Q. The solution region satisfied by the inequalities x + y $\leq$ 5, x $\leq$ 4, y $\leq$ 4, x $\geq$ 0, y $\geq$ 0,5x + y $\geq$ 5, x + 6y $\geq$ 6, is bounded by
Linear Programming
Solution:
We find that the solution set satisfies x $\geq$ 0 , y $\geq$ 0 , x $\leq$ 4 , y $\leq$ 4 so that the solution region lies within the square enclosed by the lines x= 0, y = 0, x = 4, y = 4. Moreover, the solution region is bounded by the lines
x + y = 5, …(1)
5x + y = 5 …(2)
x + 6y = 6 …(3)
Line (1) meets the coordinate axes in (5, 0) and (0, 5) and the lines x = 4 and y = 4 in (4, 1) and (1, 4), and 0 < 5 is true.

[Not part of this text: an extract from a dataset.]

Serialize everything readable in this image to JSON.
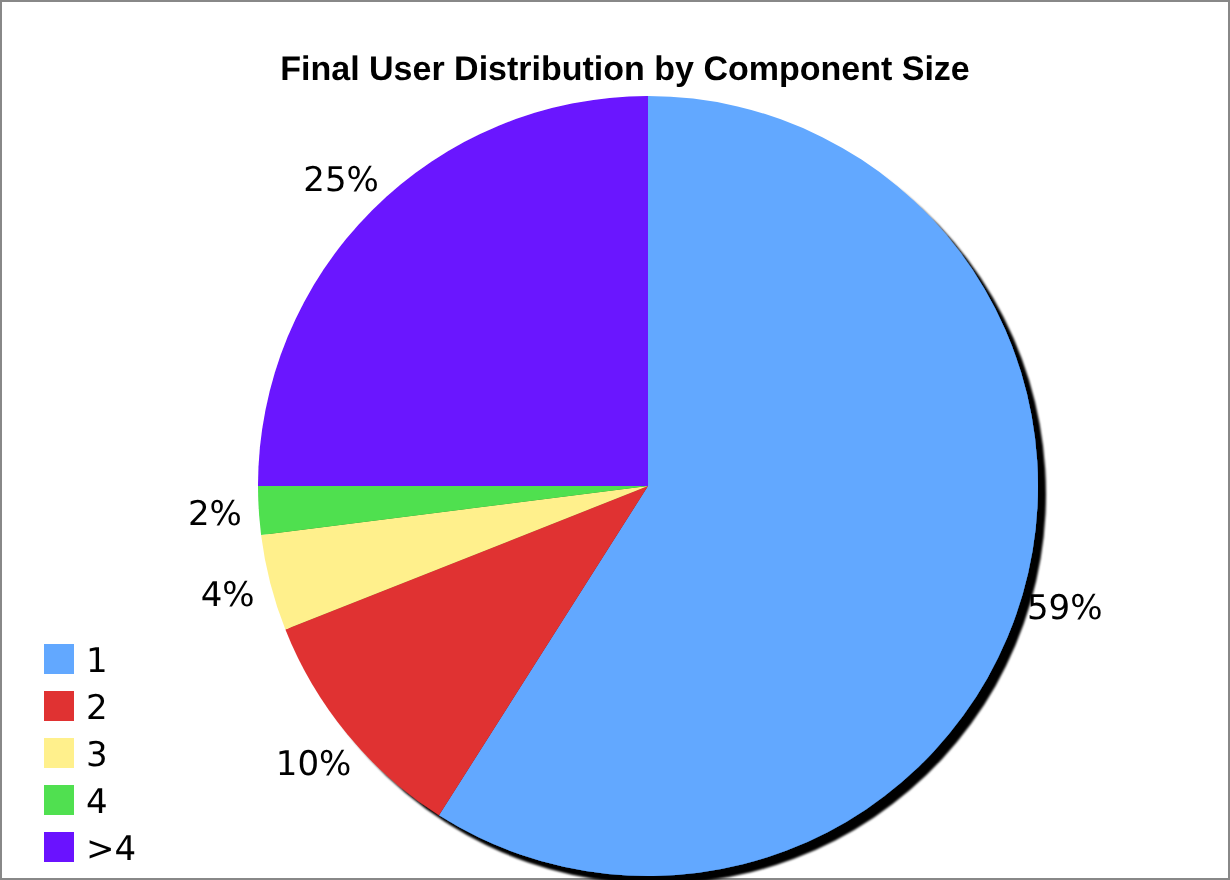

Hence (0, 0) belongs to the half plane x + y $\leq$ 5. But (0, 0) does not belong to the half planes 5x + y $\leq$ 5 and x + 6y $\leq$6. The line 5x + y = 5, meets the coordinate axes in (1, 0) and (0, 5), and meets the line x = 4 in (4, 1), where as it meets the line y = 4 in (1/5, 4). Similarly x + 6y = 6 meets x = 4 in (4, 1/3) and y = 4 in ( -18, 4).
The solution is marked as the shaded region.